When the mixture gets to be the consistency of melted ice cream (with basil sprinkles), taste and salt more if needed. If you are freezing the pesto, do it now before you add parmesan cheese. You can also use it pre-cheese as an oil in which to sauté vegetables, like some of that squash you have all over the place. If you are eating it right away, add parmesan cheese (good quality, please), enough to get the pesto to the consistency of onion dip.

Now use it for everything – combined with tomato sauce on homemade pizza, spread on old bread or pita and toasted for garlic bread, tossed with mayonnaise and used as a dressing for pasta salad with veggies or for (good quality Green Fence Farm) chicken salad, on a cracker or slice of bread with a slice of tomato and brie or blue cheese.
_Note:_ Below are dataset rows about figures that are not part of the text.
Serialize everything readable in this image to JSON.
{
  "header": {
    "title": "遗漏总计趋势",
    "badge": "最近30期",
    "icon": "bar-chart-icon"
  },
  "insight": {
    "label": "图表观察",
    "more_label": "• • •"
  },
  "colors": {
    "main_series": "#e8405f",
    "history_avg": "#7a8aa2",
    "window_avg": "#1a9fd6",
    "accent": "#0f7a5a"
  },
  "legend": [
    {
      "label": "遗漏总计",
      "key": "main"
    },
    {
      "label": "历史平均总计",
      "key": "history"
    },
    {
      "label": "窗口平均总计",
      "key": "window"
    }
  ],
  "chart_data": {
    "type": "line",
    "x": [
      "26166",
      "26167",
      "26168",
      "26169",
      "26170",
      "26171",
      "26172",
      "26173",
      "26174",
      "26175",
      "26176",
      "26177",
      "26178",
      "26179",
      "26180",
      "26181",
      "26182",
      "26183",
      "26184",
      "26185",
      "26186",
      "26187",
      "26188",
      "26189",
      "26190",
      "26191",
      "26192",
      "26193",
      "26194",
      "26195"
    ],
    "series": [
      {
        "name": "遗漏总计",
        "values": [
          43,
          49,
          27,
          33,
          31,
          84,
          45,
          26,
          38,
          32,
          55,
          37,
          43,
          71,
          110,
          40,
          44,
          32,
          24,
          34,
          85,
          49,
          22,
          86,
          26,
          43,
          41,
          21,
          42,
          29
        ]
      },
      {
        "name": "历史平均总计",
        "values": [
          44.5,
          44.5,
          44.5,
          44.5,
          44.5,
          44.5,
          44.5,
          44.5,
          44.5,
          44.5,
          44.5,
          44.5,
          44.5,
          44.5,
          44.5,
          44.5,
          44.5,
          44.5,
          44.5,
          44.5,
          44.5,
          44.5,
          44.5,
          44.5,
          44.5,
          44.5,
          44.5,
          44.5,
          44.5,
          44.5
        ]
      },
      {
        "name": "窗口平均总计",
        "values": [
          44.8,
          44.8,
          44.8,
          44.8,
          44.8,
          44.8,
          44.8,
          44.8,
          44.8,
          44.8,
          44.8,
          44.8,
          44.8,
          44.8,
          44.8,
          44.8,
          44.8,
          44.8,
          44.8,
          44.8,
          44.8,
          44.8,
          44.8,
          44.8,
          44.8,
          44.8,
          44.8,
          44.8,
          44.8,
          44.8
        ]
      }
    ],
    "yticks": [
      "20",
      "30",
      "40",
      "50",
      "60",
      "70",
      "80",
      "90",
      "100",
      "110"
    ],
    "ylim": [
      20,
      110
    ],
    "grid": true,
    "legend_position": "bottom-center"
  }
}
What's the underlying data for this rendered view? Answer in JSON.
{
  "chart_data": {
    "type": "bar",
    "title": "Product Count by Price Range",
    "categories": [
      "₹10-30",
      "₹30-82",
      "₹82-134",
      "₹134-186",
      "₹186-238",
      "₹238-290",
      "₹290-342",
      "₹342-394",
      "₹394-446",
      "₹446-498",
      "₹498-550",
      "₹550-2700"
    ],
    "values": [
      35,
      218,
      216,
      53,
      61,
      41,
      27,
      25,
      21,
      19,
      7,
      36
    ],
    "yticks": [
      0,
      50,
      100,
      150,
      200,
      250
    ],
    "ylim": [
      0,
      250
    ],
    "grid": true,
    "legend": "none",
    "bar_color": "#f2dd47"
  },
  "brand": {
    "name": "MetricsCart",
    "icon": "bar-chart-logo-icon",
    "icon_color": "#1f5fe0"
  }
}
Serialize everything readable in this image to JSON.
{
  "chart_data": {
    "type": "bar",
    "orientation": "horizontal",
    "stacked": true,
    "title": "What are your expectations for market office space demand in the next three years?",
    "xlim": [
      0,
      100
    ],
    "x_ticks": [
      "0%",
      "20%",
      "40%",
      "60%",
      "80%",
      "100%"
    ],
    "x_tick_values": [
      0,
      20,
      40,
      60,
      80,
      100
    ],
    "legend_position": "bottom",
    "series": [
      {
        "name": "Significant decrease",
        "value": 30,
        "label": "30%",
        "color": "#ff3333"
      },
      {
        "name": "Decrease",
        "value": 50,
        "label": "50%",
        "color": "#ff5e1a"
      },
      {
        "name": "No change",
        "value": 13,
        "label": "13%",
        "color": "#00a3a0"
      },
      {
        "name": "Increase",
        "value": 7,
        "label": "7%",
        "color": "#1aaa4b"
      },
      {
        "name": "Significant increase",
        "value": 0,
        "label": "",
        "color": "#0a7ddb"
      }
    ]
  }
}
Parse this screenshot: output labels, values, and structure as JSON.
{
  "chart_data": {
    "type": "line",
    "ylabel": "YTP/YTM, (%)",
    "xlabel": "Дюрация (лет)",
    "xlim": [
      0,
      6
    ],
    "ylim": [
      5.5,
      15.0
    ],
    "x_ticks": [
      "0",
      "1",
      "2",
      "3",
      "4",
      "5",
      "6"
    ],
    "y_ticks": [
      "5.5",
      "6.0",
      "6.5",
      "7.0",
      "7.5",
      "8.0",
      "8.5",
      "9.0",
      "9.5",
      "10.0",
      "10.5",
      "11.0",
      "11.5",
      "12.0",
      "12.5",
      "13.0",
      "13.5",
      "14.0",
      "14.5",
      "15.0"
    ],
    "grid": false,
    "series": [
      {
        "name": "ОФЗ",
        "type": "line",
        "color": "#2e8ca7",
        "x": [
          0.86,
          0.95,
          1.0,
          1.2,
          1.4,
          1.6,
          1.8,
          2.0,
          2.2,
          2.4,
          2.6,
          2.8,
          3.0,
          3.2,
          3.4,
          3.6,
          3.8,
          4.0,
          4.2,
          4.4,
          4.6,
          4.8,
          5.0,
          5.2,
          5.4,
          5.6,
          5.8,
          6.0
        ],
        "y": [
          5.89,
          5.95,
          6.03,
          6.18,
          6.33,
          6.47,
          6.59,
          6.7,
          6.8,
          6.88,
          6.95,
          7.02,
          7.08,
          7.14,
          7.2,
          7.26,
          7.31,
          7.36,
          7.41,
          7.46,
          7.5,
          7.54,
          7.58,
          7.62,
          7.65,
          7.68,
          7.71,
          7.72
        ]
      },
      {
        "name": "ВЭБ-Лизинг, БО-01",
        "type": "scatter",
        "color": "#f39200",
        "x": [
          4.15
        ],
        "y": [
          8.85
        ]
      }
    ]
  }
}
And, as I alluded to before, you can substitute any number of things for basil (or combine with basil) in this recipe – spring garlic (in which case, obviously, cut out the garlic cloves), green onions (in which case, cut down the garlic cloves), parsley, red pepper, olives.

Monday, August 2, 2010

Caveat Emptor


Check out this succinct explanation of what we were all afraid was true. All of the meats and eggs from Green Fence Farm are pastured. Though, as the article explains, all are not wholly grass fed – chickens and pigs can’t get enough protein and energy from a diet of only grass. Our pigs, for example, have a diet of grass, natural feed, and slop from our and the Staunton Grocery kitchen; the latter means, of course, they eat better than me. And the chickens get day old bread from Newtown Bakery – or they get the day old bread that Nick and I don’t pull out of the bag and eat ourselves.